Le p.-d.g. du laboratoire Eurofins, Gilles Martin, a finalement répondu aux insinuations d’Emmanuel Besnier sur la fiabilité des analyses effectuées sur le site de Craon. « Dans leur stratégie de défense, ils (les dirigeants de Lactalis, NDLR) essaient comme ils peuvent de se défausser », a estimé Gilles Martin à l’occasion de la présentation des résultats annuels 2017 du groupe le 6 mars. Cet axe de défense est « extrêmement malheureux » et « risque de se retourner contre eux de manière assez brutale », a-t-il prévenu.
« Nous sommes extrêmement sereins sur cette situation. Nos laboratoires concernés ont travaillé extrêmement bien, nous n'avons absolument aucune inquiétude sur la fiabilité de ces analyses", a poursuivi Gilles Martin.

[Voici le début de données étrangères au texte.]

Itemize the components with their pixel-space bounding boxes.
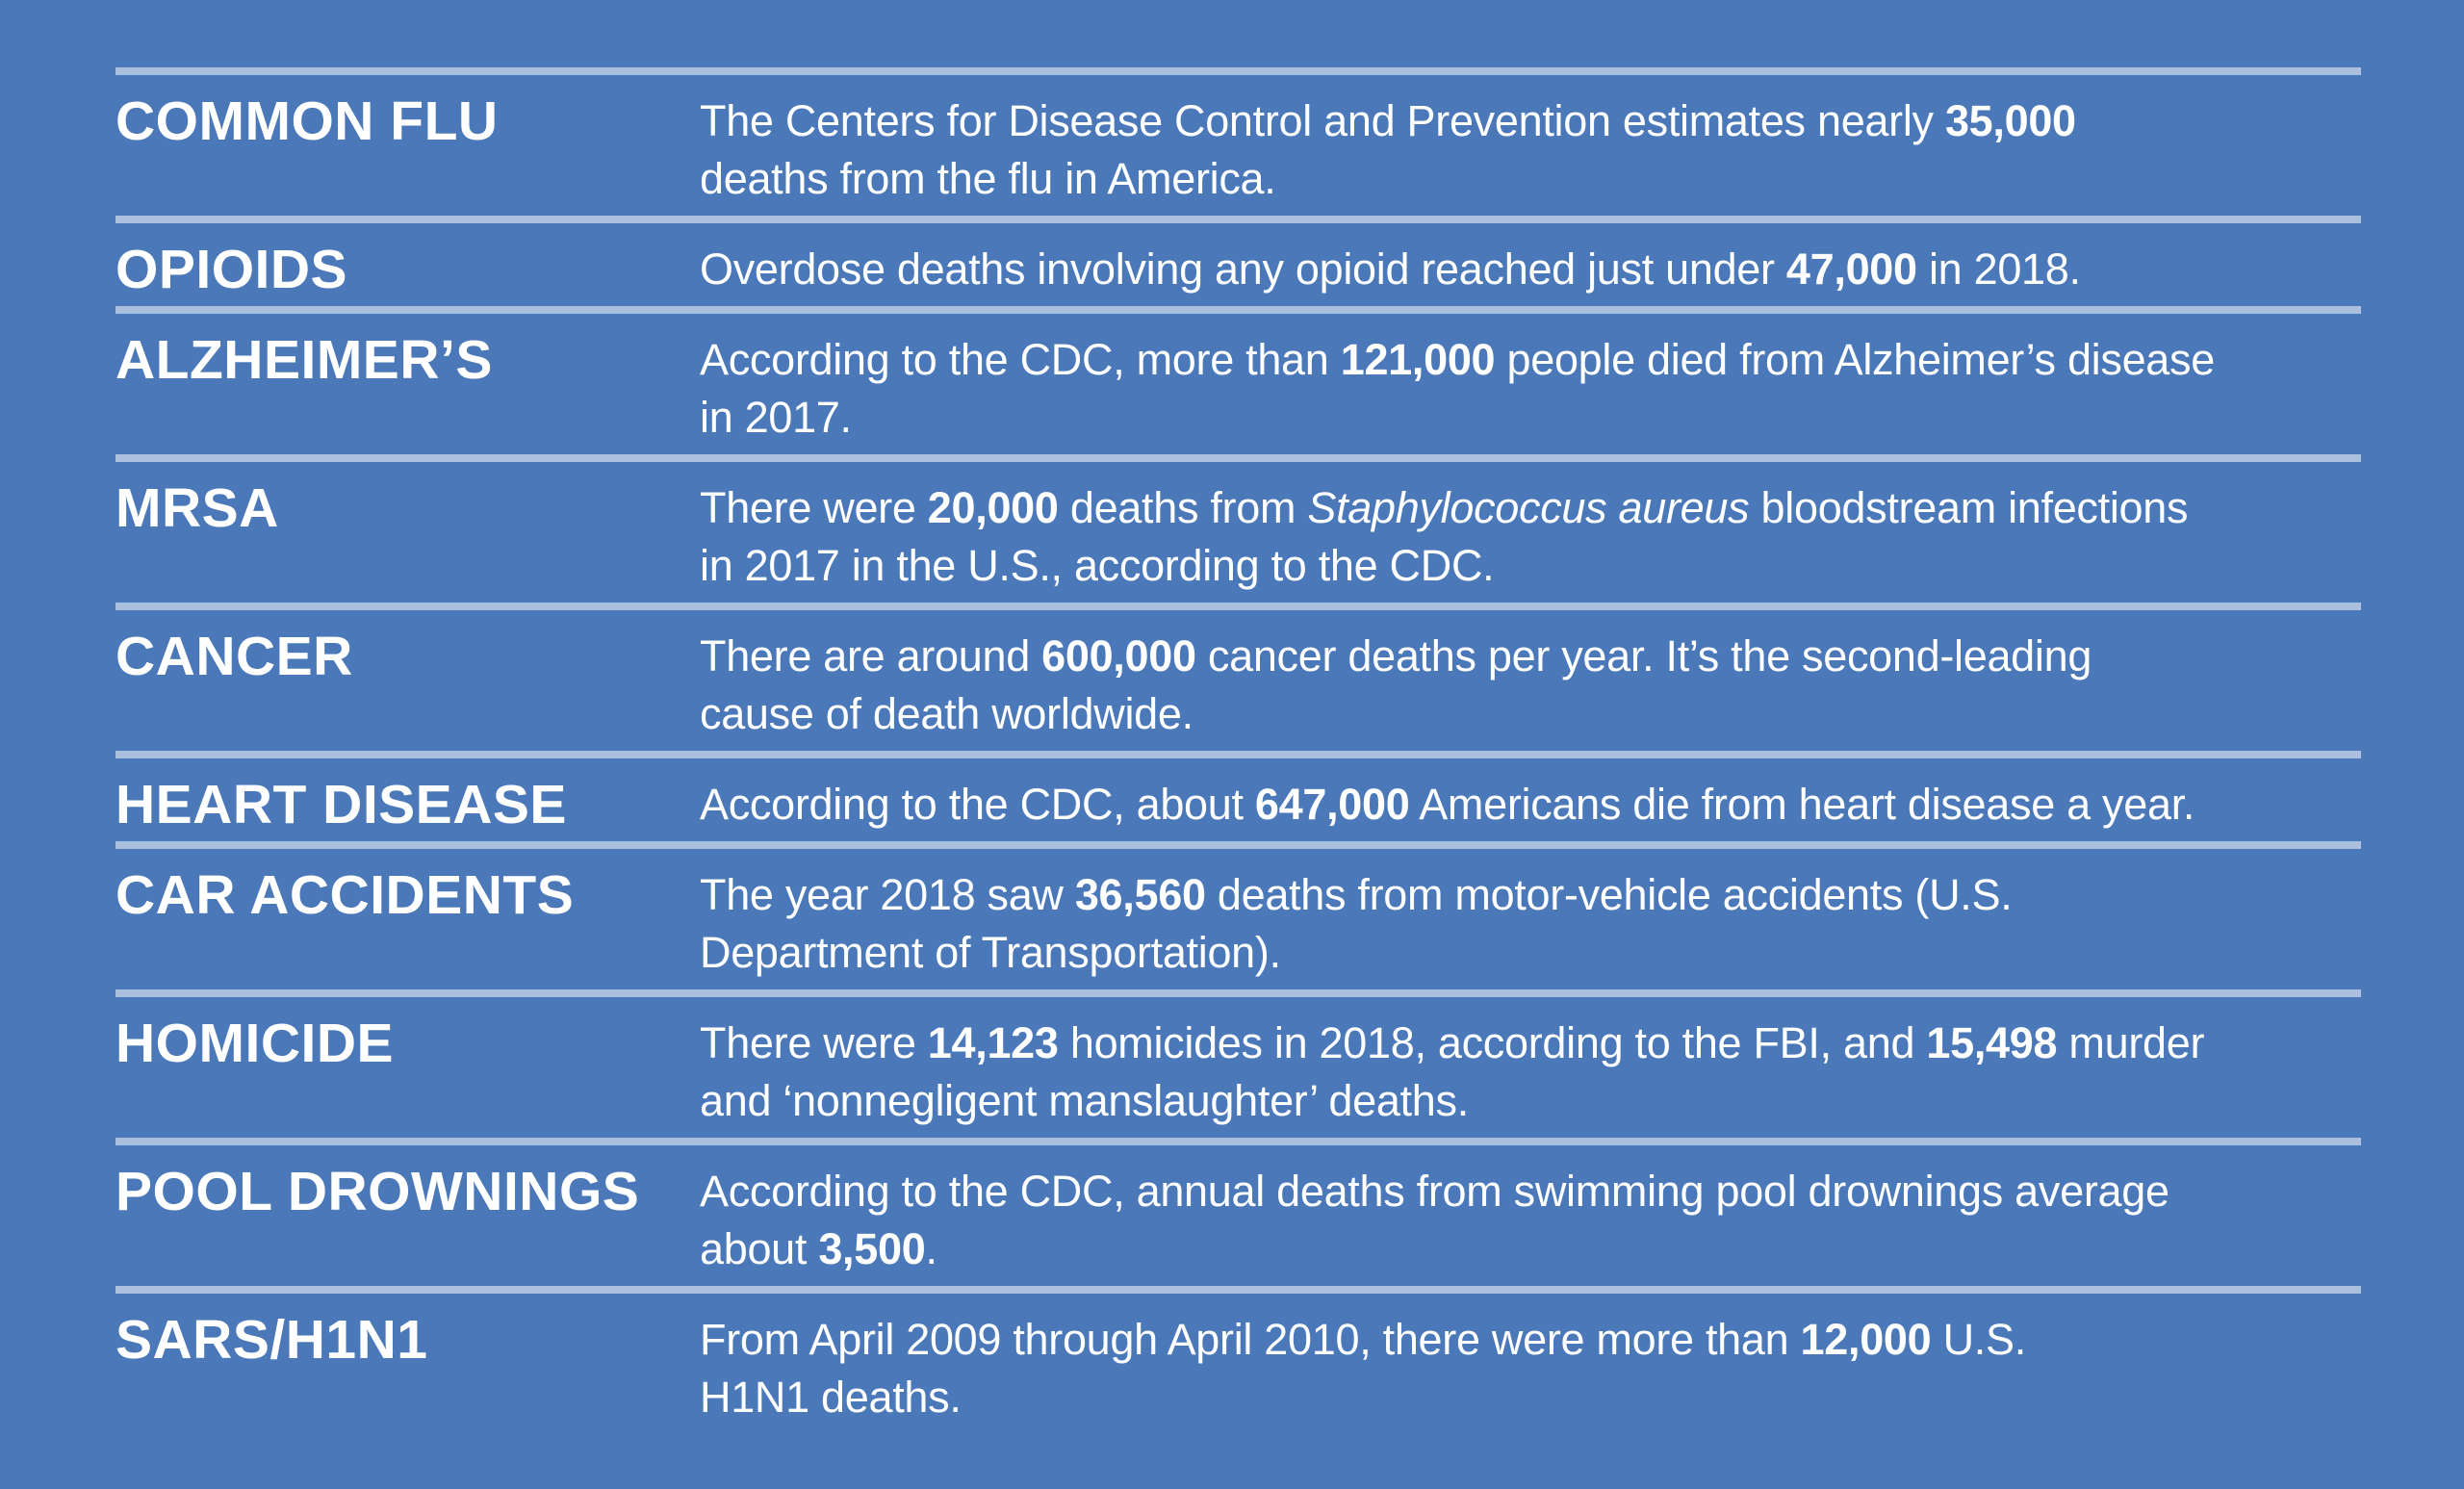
row-label: OPIOIDS (116, 239, 348, 300)
description-segment: homicides in 2018, according to the FBI,… (1058, 1018, 1927, 1067)
description-segment: 35,000 (1944, 96, 2076, 145)
description-segment: 15,498 (1926, 1018, 2058, 1067)
table-row: SARS/H1N1 From April 2009 through April … (116, 1286, 2361, 1434)
description-segment: From April 2009 through April 2010, ther… (700, 1315, 1801, 1364)
table-row: OPIOIDS Overdose deaths involving any op… (116, 216, 2361, 306)
table-row: HEART DISEASE According to the CDC, abou… (116, 751, 2361, 841)
description-segment: 12,000 (1800, 1315, 1932, 1364)
description-segment: There are around (700, 631, 1042, 680)
row-description: The Centers for Disease Control and Prev… (700, 92, 2361, 208)
table-row: COMMON FLU The Centers for Disease Contr… (116, 67, 2361, 216)
description-segment: Staphylococcus aureus (1307, 483, 1750, 532)
description-segment: 600,000 (1041, 631, 1196, 680)
row-description: According to the CDC, more than 121,000 … (700, 331, 2361, 447)
mortality-table: COMMON FLU The Centers for Disease Contr… (116, 67, 2361, 1434)
table-row: HOMICIDE There were 14,123 homicides in … (116, 989, 2361, 1138)
description-segment: 121,000 (1340, 335, 1496, 384)
description-segment: deaths from (1058, 483, 1308, 532)
row-description: The year 2018 saw 36,560 deaths from mot… (700, 866, 2361, 982)
description-segment: 20,000 (927, 483, 1059, 532)
description-segment: 14,123 (927, 1018, 1059, 1067)
description-segment: deaths from the flu in America. (700, 154, 1276, 203)
row-label: ALZHEIMER’S (116, 329, 493, 391)
row-description: There were 14,123 homicides in 2018, acc… (700, 1014, 2361, 1130)
row-label: MRSA (116, 477, 279, 539)
row-description: There were 20,000 deaths from Staphyloco… (700, 479, 2361, 595)
row-label: POOL DROWNINGS (116, 1161, 640, 1222)
row-description: According to the CDC, about 647,000 Amer… (700, 776, 2361, 834)
description-segment: people died from Alzheimer’s disease in … (700, 335, 2215, 442)
row-label: SARS/H1N1 (116, 1309, 428, 1371)
description-segment: There were (700, 1018, 928, 1067)
description-segment: The Centers for Disease Control and Prev… (700, 96, 1945, 145)
description-segment: Overdose deaths involving any opioid rea… (700, 244, 1786, 294)
description-segment: According to the CDC, more than (700, 335, 1341, 384)
table-row: MRSA There were 20,000 deaths from Staph… (116, 454, 2361, 603)
description-segment: 647,000 (1254, 780, 1410, 829)
row-description: From April 2009 through April 2010, ther… (700, 1311, 2361, 1426)
row-description: According to the CDC, annual deaths from… (700, 1163, 2361, 1278)
description-segment: 47,000 (1785, 244, 1917, 294)
description-segment: According to the CDC, annual deaths from… (700, 1167, 2169, 1273)
row-label: CAR ACCIDENTS (116, 864, 575, 926)
table-row: ALZHEIMER’S According to the CDC, more t… (116, 306, 2361, 454)
description-segment: U.S. H1N1 deaths. (700, 1315, 2026, 1422)
description-segment: in 2018. (1916, 244, 2081, 294)
description-segment: . (925, 1224, 937, 1273)
row-label: CANCER (116, 626, 353, 687)
row-label: HEART DISEASE (116, 774, 567, 835)
table-row: POOL DROWNINGS According to the CDC, ann… (116, 1138, 2361, 1286)
description-segment: 36,560 (1074, 870, 1206, 919)
row-description: There are around 600,000 cancer deaths p… (700, 628, 2361, 743)
description-segment: According to the CDC, about (700, 780, 1255, 829)
description-segment: Americans die from heart disease a year. (1409, 780, 2195, 829)
description-segment: cancer deaths per year. It’s the second-… (700, 631, 2092, 738)
table-row: CAR ACCIDENTS The year 2018 saw 36,560 d… (116, 841, 2361, 989)
description-segment: There were (700, 483, 928, 532)
row-label: COMMON FLU (116, 90, 499, 152)
table-row: CANCER There are around 600,000 cancer d… (116, 603, 2361, 751)
description-segment: The year 2018 saw (700, 870, 1075, 919)
description-segment: murder and ‘nonnegligent manslaughter’ d… (700, 1018, 2205, 1125)
row-description: Overdose deaths involving any opioid rea… (700, 241, 2361, 298)
description-segment: deaths from motor-vehicle accidents (U.S… (700, 870, 2013, 977)
description-segment: bloodstream infections in 2017 in the U.… (700, 483, 2189, 590)
row-label: HOMICIDE (116, 1013, 394, 1074)
description-segment: 3,500 (818, 1224, 926, 1273)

« Nous avons beaucoup de mal à comprendre comment 16 000 analyses réalisées en 2017 ont pu ne rien révéler. Nous avons des doutes sur la fiabilité de ces tests », avait déclaré en janvier Emmanuel Besnier aux Echos.
L’affrontement entre les deux patrons pourrait avoir une suite devant les tribunaux, puisque Gilles Martin n’a pas exclu des poursuites en diffamation. A cette question, le fondateur du groupe d’analyses a répondu : « On verra comment les choses évoluent », ajoutant : « La communication de Lactalis est de nature à nous porter préjudice » en termes d'image, mais « financièrement c'est un épiphénomène » pour Eurofins.
Un bénéfice net de 216,8 M€ en 2017
Le groupe a terminé l'exercice 2017 sur un chiffre d'affaires de 2,97 milliards d'euros, en hausse de 17%. La croissance organique ressort à près de 6 % au dessus de l'objectif de +5%. La marge d'Ebitda ajusté a quant à elle légèrement faibli, à 18,7% des ventes contre 18,9% en 2016, en raison d'un effet de « dilution » lié aux acquisitions, a justifié le groupe. Celui-ci a en effet dépensé 1,5 Mrd€ pour réaliser 60 acquisitions en 2017, un record. Celles-ci ont généré un chiffre d'affaires additionnel de 700 M€ en année pleine. Son bénéfice net s'est établi à 216,8 M€ l'an dernier, en hausse de 24,6%, grâce notamment à la baisse de ses coûts de financement et à un effet positif de la réforme fiscale américaine. Le groupe compte verser un dividende de 2,4 € par action au titre de 2017, contre 2 euros pour 2016.
Pour 2018, le groupe a légèrement relevé sa prévision de chiffre d'affaires de 3,6 à 3,7 Mrd€ et il vise un excédent brut d'exploitation (Ebitda) ajusté de 700 M€, à taux de change constants, contre 556,7 M€ l'an dernier (+16%).